Mr. Wesley used historical evidence about Victorian women to show us that eating disorders ARE a disease of the affluent, but it is a societal problem.

Miss Aaron said that eating disorders affect the lower classes, too, through obesity and that people without control deserve pity.

Mr. Misztal blamed the media and warned that as soon as you deny people pity, you become uncivilized.

Mr. Theiss told us that those afflicted deserve our compassion, but not our pity, because it is a matter of choice.

Mr. Owens disagreed, saying that eating disorders are not merely a matter of choice because people suffering from them have a skewed vision of self.

Mr. Miller reminded us that comparatively, all America is affluent and also that granting pity is not a favor, it is recognizing a sad state of affairs.

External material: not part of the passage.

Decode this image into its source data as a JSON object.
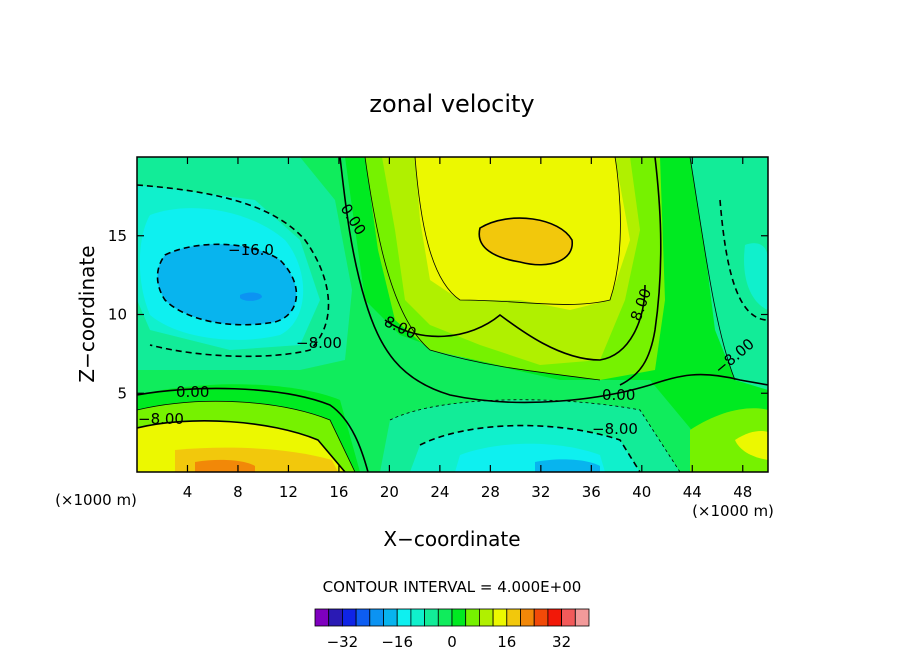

The question was called and failed 4 to 8 among the members and 0 to 2 among the guests.

It was then noted that Mr. Addison misspelled pity.

The ever eager Mr. Addison rose again to present “BIR: Man does not desire freedom, only a just master.

Mr. Moulds spoke next admitting that the resolution was very good, but suggesting we table it so we could debate it in a less drowsy state.

We were adjourned by one vote, and it was noted that we silenced several members that wanted to speak.

Mr. Trivedi gave a brief but solid critic's report and we all trundled off to our warm cozy beds at three in the morning.